What she saw forced her to begin reckoning with abortion and the role she had in it. She soon realized that she had to leave the abortion industry.
“What I witnessed is not justice,” she told the students. “That is NOT choice. It is certainly not healthcare. It is the intentional killing of an innocent human being.”
She and some friends went on to establish And Then There Were None, a ministry to help people leave their jobs in the abortion industry.
“Like a snowball”
Mrs. Johnson talked about how she had gone from living the traditional values of her upbringing to having two abortions and becoming complicit in carrying-out 22,000 more of them.
“It didn’t happen overnight,” she stated. “It happened a little bit at a time.”
It started with immodesty.
“Immodesty in my actions, my language, my behavior,” she said. “That immodesty led to wanting attention from guys who would give it to me — who wanted to take things from me that I should not have been willing to give them.”
The more attention she got, the more she wanted.
“It was like a snowball,” she said. “It led to bad relationships and then to pregnancy.”
She noted that her mother still grieves the death of the two grandchildren that were aborted.
As the students continued listening in silence, Mrs. Johnson turned the focus to their lives and futures.
“My life story is not the story you want,” she insisted. “You don’t want to be the one standing here in front of hundreds of people, telling your greatest sins and telling them not to do this.
“You deserve a better story than I have — a story of being loved and cherished, not of being used and made vulnerable and broken,” she said. “The story you want to be able to tell is that you always stayed on the course God has given you.”
She emphasized that it’s never too late to turn around and decide to head down a new path.
She advised all of the students to make informed decisions about where they stand on the contentious issues surrounding human life.
“You may think you’re for abortion, but I can assure you, you’re not for abortion,” she said.
She advised anyone who’s on the fence or leaning toward “choice” to actually observe an abortion being performed.
“Go watch that innocent person’s choice being taken away,” she said. “I promise you, you’re not pro-choice.”
She encouraged the students to stand up for life and confidently share their pro-life convictions after they leave the “comfortable bubble” of their Catholic high school.
“Don’t ever feel like you have to hide who you are,” she said. “Be proud of who you are.”
Mrs. Johnson and her husband were members of a congregation whose pastor was active in promoting abortion rights.
As soon as Mrs. Johnson’s story became public, her pastor told her she was no longer welcome at that church.
Many of the couple’s newfound friends were Catholic and invited them to Mass.
Mr. and Mrs. Johnson had been raised to view the Catholic Church with suspicion, but they decided to go to one Mass out of kindness to their friends.

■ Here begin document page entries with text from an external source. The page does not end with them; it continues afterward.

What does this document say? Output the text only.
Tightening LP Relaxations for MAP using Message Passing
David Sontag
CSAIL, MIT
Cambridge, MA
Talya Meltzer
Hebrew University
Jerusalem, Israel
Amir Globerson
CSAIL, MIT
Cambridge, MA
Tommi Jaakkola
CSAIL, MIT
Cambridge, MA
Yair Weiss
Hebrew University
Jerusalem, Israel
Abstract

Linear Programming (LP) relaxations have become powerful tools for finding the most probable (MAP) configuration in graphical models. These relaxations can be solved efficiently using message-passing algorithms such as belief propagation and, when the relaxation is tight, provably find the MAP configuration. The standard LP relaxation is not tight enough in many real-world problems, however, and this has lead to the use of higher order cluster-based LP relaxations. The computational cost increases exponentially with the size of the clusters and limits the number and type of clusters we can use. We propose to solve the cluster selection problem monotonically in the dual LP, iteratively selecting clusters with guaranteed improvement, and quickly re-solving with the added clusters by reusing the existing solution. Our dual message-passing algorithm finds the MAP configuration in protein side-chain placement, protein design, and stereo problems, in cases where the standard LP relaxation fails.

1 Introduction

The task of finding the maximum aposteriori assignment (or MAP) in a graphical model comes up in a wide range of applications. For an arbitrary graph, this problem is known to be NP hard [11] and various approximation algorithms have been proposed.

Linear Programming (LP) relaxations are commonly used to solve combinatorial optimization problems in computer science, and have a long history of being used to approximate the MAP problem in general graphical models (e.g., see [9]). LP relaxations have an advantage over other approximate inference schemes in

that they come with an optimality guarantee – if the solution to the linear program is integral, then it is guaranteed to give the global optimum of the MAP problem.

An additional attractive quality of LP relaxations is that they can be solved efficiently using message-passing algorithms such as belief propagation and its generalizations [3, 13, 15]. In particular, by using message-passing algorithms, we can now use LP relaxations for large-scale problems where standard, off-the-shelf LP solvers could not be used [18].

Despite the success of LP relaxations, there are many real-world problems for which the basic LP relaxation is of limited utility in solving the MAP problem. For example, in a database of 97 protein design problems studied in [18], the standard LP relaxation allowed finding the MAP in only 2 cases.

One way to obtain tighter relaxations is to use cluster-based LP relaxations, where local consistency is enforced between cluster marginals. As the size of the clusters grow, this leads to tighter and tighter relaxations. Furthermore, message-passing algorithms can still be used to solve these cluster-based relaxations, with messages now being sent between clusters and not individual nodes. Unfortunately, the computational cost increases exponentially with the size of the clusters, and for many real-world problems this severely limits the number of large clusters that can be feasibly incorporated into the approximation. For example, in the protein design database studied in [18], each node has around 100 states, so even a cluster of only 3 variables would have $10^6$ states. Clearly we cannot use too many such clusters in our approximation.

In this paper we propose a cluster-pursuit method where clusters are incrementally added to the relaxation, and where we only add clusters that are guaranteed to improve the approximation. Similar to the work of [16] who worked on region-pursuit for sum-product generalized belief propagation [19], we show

“While we were there, we both felt something right about it,” Mrs. Johnson recalled. “We told our friends that we kind of liked it, and before long, we were in RCIA.”
That’s when they began learning about the universal truth the Catholic Church teaches and upholds, and realized that it was right where they wanted to be.

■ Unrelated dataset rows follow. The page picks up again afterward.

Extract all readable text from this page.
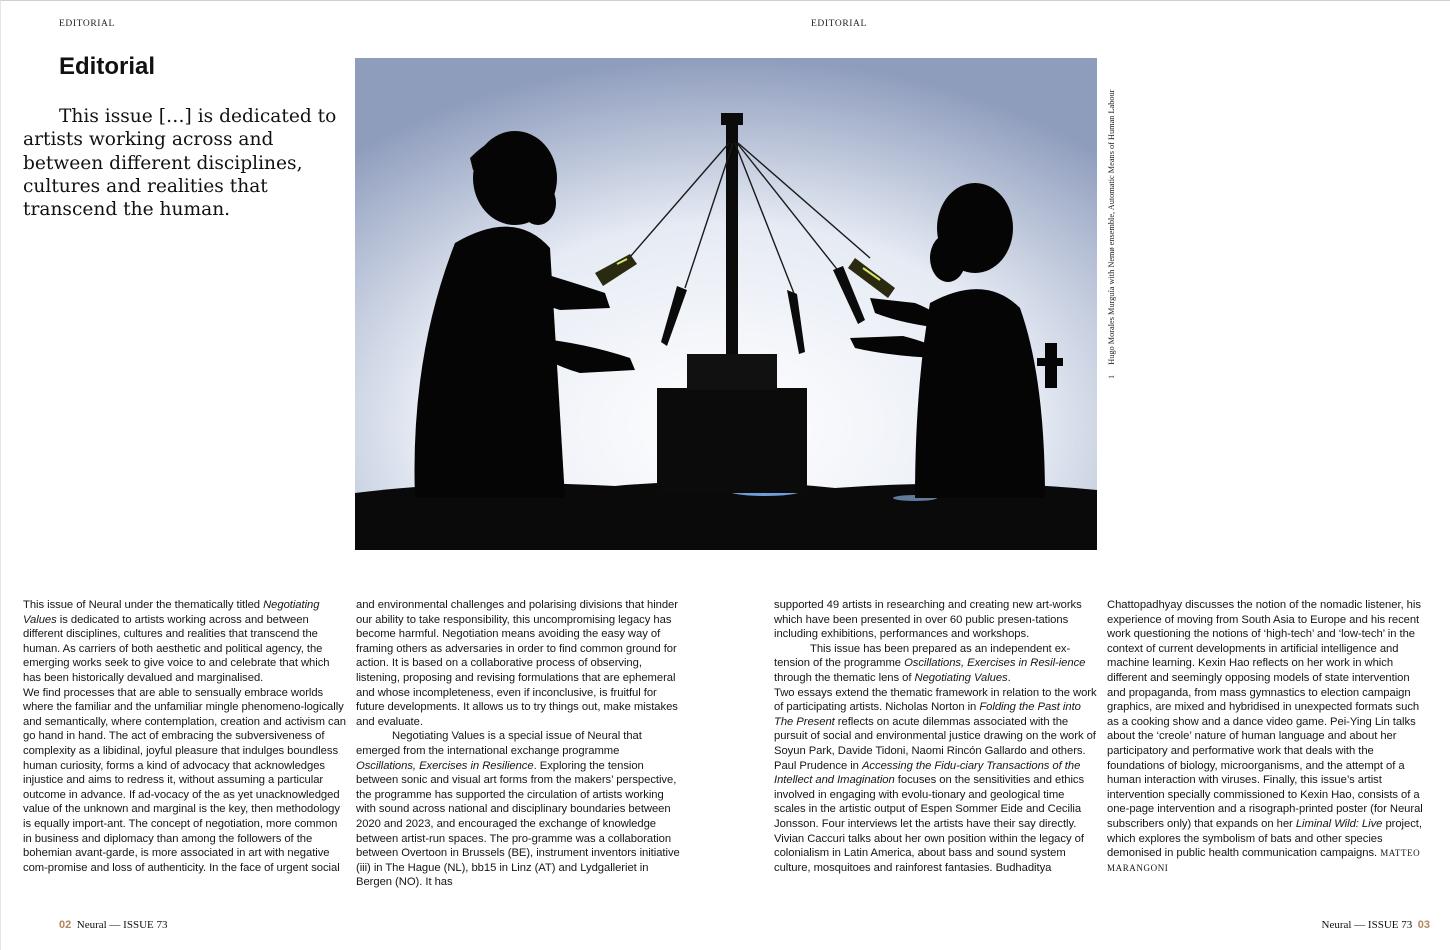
EDITORIAL	EDITORIAL
Editorial

This issue […] is dedicated to artists working across and between different disciplines, cultures and realities that transcend the human.

1 Hugo Morales Murguía with Nemø ensemble, Automatic Means of Human Labour

This issue of Neural under the thematically titled Negotiating Values is dedicated to artists working across and between different disciplines, cultures and realities that transcend the human. As carriers of both aesthetic and political agency, the emerging works seek to give voice to and celebrate that which has been historically devalued and marginalised.

We find processes that are able to sensually embrace worlds where the familiar and the unfamiliar mingle phenomeno-logically and semantically, where contemplation, creation and activism can go hand in hand. The act of embracing the subversiveness of complexity as a libidinal, joyful pleasure that indulges boundless human curiosity, forms a kind of advocacy that acknowledges injustice and aims to redress it, without assuming a particular outcome in advance. If ad-vocacy of the as yet unacknowledged value of the unknown and marginal is the key, then methodology is equally import-ant. The concept of negotiation, more common in business and diplomacy than among the followers of the bohemian avant-garde, is more associated in art with negative com-promise and loss of authenticity. In the face of urgent social

and environmental challenges and polarising divisions that hinder our ability to take responsibility, this uncompromising legacy has become harmful. Negotiation means avoiding the easy way of framing others as adversaries in order to find common ground for action. It is based on a collaborative process of observing, listening, proposing and revising formulations that are ephemeral and whose incompleteness, even if inconclusive, is fruitful for future developments. It allows us to try things out, make mistakes and evaluate.

Negotiating Values is a special issue of Neural that emerged from the international exchange programme Oscillations, Exercises in Resilience. Exploring the tension between sonic and visual art forms from the makers’ perspective, the programme has supported the circulation of artists working with sound across national and disciplinary boundaries between 2020 and 2023, and encouraged the exchange of knowledge between artist-run spaces. The pro-gramme was a collaboration between Overtoon in Brussels (BE), instrument inventors initiative (iii) in The Hague (NL), bb15 in Linz (AT) and Lydgalleriet in Bergen (NO). It has

supported 49 artists in researching and creating new art-works which have been presented in over 60 public presen-tations including exhibitions, performances and workshops.

This issue has been prepared as an independent ex-tension of the programme Oscillations, Exercises in Resil-ience through the thematic lens of Negotiating Values.

Two essays extend the thematic framework in relation to the work of participating artists. Nicholas Norton in Folding the Past into The Present reflects on acute dilemmas associated with the pursuit of social and environmental justice drawing on the work of Soyun Park, Davide Tidoni, Naomi Rincón Gallardo and others. Paul Prudence in Accessing the Fidu-ciary Transactions of the Intellect and Imagination focuses on the sensitivities and ethics involved in engaging with evolu-tionary and geological time scales in the artistic output of Espen Sommer Eide and Cecilia Jonsson. Four interviews let the artists have their say directly. Vivian Caccuri talks about her own position within the legacy of colonialism in Latin America, about bass and sound system culture, mosquitoes and rainforest fantasies. Budhaditya

Chattopadhyay discusses the notion of the nomadic listener, his experience of moving from South Asia to Europe and his recent work questioning the notions of ‘high-tech’ and ‘low-tech’ in the context of current developments in artificial intelligence and machine learning. Kexin Hao reflects on her work in which different and seemingly opposing models of state intervention and propaganda, from mass gymnastics to election campaign graphics, are mixed and hybridised in unexpected formats such as a cooking show and a dance video game. Pei-Ying Lin talks about the ‘creole’ nature of human language and about her participatory and performative work that deals with the foundations of biology, microorganisms, and the attempt of a human interaction with viruses. Finally, this issue’s artist intervention specially commissioned to Kexin Hao, consists of a one-page intervention and a risograph-printed poster (for Neural subscribers only) that expands on her Liminal Wild: Live project, which explores the symbolism of bats and other species demonised in public health communication campaigns. MATTEO MARANGONI

02 Neural — ISSUE 73	Neural — ISSUE 73 03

They received Sacraments of Initiation at Easter in 2012.
Mrs. Johnson said she has noticed over the past decade a softening of the tone that people in the pro-life movement tend to speak with.
She believes the movement has become more open, more welcoming, more helpful to women in need of help, and “recognizing people who are broken and in need of Christ.”
She acknowledged that some in her audience might be grieving from having had an abortion or helped someone else get one.
“It’s a forgivable sin,” she told them. “It’s not a burden that God wants you to carry. He wants to remove it from you and carry it for you.”